I am going to have to contact them to see if there is a way to have 2 levels of blocking where you can say that certain attachments will never be allowed, despite whitelisting.
-
@RojoLoco said in Zip file attachment:
Our filter will sideline zips that contain executables, but otherwise we don't block them
Which filter are you using?
-
@wrx7m said in Zip file attachment:
@RojoLoco said in Zip file attachment:
Our filter will sideline zips that contain executables, but otherwise we don't block them
Which filter are you using?
It's called AnteSpam, from a company called Hiwaay, which is based out of Huntsville, AL. Yes, it's a tiny little podunk town and an equally podunk spam filter. But my bosses are nostalgic, so they kept this service when they moved from AL to GA.
-
@RojoLoco - I have never heard of nostalgia as a reason to keep a technology solution. LOL That made my day.
-
@wrx7m said in Zip file attachment:
For instance, the crypto ransomware love to use macro enabled office files and I have explicitly blocked them.

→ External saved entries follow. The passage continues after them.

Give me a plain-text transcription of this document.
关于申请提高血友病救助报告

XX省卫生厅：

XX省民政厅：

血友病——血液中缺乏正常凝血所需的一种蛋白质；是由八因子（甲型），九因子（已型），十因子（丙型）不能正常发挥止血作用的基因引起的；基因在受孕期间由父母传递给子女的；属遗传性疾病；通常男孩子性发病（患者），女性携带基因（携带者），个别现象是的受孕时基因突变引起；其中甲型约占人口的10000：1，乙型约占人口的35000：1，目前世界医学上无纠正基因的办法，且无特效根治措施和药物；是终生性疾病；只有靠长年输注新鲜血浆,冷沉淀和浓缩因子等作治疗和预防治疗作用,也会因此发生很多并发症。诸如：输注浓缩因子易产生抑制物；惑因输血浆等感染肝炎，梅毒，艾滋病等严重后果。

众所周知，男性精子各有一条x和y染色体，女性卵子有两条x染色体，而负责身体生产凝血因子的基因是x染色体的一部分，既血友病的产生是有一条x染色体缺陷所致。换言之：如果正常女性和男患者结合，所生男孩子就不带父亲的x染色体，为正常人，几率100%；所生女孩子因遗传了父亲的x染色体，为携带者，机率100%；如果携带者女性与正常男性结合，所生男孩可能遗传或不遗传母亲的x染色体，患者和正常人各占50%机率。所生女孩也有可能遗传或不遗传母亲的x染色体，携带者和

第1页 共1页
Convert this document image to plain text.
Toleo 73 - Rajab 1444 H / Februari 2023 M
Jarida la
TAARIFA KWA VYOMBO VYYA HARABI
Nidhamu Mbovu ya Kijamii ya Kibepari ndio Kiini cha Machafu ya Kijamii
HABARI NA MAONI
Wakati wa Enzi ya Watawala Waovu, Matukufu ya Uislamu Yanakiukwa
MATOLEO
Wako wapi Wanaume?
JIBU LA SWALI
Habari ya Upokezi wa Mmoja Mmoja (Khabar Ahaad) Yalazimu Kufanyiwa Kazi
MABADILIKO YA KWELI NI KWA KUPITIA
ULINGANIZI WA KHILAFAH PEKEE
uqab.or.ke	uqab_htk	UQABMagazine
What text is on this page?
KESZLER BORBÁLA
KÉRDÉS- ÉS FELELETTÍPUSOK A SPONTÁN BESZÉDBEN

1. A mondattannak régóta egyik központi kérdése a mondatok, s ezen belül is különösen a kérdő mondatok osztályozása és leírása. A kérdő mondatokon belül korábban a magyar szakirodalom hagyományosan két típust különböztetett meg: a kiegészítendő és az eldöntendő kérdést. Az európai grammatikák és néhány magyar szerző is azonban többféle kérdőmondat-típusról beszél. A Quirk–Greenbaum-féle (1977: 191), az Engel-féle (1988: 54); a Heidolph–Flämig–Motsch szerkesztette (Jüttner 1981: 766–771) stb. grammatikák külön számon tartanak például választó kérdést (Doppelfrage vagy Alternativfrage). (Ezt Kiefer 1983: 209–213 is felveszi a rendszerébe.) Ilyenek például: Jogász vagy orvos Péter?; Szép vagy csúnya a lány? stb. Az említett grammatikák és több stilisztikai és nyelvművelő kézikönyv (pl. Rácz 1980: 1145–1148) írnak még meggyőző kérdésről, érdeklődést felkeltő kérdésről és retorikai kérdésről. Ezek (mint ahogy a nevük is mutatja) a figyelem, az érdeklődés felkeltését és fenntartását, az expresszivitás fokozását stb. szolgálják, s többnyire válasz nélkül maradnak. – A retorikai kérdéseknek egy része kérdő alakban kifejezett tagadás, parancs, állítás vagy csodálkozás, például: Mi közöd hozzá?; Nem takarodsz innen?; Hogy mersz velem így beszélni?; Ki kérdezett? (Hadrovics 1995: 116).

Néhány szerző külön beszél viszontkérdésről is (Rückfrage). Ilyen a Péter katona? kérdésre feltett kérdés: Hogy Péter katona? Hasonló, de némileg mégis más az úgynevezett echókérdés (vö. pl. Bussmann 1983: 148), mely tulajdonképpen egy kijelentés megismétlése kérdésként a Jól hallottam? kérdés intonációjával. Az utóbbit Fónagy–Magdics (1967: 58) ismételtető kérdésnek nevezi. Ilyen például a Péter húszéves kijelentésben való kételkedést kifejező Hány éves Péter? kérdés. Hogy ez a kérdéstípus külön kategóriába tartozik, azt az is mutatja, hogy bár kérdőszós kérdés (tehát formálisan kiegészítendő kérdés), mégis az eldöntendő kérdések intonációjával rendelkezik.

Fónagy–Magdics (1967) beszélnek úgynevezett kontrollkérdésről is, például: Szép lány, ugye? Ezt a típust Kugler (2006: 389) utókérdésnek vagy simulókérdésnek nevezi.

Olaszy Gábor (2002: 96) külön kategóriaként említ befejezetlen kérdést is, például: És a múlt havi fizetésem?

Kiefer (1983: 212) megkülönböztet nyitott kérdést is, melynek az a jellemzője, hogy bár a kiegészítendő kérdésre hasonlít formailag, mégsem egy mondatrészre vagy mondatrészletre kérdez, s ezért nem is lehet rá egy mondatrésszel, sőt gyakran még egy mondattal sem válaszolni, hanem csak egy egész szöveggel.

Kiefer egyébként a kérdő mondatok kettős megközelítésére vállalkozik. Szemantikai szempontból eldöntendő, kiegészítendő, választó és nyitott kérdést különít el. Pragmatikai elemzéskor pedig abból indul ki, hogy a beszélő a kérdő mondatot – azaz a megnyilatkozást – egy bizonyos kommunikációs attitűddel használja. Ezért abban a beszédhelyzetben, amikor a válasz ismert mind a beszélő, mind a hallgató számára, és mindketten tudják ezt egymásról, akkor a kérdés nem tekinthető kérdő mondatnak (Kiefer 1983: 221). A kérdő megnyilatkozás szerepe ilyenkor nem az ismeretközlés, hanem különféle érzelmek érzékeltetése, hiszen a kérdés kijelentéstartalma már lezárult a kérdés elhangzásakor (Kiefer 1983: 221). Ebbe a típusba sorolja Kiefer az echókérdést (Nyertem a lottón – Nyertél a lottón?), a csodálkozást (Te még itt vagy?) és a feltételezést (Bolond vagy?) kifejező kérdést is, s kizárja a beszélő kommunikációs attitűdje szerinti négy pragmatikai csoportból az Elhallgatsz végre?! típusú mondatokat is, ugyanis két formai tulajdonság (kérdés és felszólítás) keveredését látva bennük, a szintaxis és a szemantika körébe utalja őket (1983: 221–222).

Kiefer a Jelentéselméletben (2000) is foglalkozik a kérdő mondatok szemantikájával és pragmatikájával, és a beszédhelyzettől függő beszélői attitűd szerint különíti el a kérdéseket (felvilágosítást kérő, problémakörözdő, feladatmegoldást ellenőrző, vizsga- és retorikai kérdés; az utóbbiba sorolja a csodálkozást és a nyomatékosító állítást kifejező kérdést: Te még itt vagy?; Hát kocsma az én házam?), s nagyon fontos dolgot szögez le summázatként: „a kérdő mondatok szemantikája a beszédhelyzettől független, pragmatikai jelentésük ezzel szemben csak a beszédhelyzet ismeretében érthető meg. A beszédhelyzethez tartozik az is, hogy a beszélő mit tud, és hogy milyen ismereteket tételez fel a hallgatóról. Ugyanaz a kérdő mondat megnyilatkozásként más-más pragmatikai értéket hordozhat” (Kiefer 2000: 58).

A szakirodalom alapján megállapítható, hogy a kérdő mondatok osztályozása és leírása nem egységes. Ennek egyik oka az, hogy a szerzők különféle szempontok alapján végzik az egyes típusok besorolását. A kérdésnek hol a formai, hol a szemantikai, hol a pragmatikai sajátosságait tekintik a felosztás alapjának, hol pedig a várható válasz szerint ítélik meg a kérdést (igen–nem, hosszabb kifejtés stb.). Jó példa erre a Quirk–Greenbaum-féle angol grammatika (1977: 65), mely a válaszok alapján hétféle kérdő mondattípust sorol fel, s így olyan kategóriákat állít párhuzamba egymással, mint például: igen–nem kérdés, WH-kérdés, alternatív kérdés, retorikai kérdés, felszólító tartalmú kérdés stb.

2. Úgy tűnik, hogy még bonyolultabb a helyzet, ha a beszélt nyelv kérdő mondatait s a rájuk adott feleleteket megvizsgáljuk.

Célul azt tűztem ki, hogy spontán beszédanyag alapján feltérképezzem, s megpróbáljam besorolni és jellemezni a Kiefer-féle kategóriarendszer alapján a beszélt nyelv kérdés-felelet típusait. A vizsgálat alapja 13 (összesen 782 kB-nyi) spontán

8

Interesting - I wonder if AppRiver can do that - block Office documents with macros - I have a call to make!
-
@Dashrender I would be interested to find this out too. I trialed them a couple years ago to see about switching to them from Barracuda. Never got enough testing in to make a definitive comparison.
-
@wrx7m said in Zip file attachment:
@Dashrender I would be interested to find this out too. I trialed them a couple years ago to see about switching to them from Barracuda. Never got enough testing in to make a definitive comparison.
I have been using them for 10+ years (I think it's closer to 15). Their interface is fantastic and they keep all the virus and spam off my network 100% (i.e. the traffic doesn't clog up my internet connection). They do have a fair number of filters and an interface for users to request their own whitelisting, releasing of blocked messages, etc.
I pay around $1/user/month, but I think I'm grandfathered into that price.
You have O365 and you still use an external filter?
-
@Dashrender I am still on-prem but plan on moving to O365 at the beginning of next year (If all things line up). I am using Barracuda's cloud layer, which takes the brunt of it and then have a local appliance that filters inbound and outbound.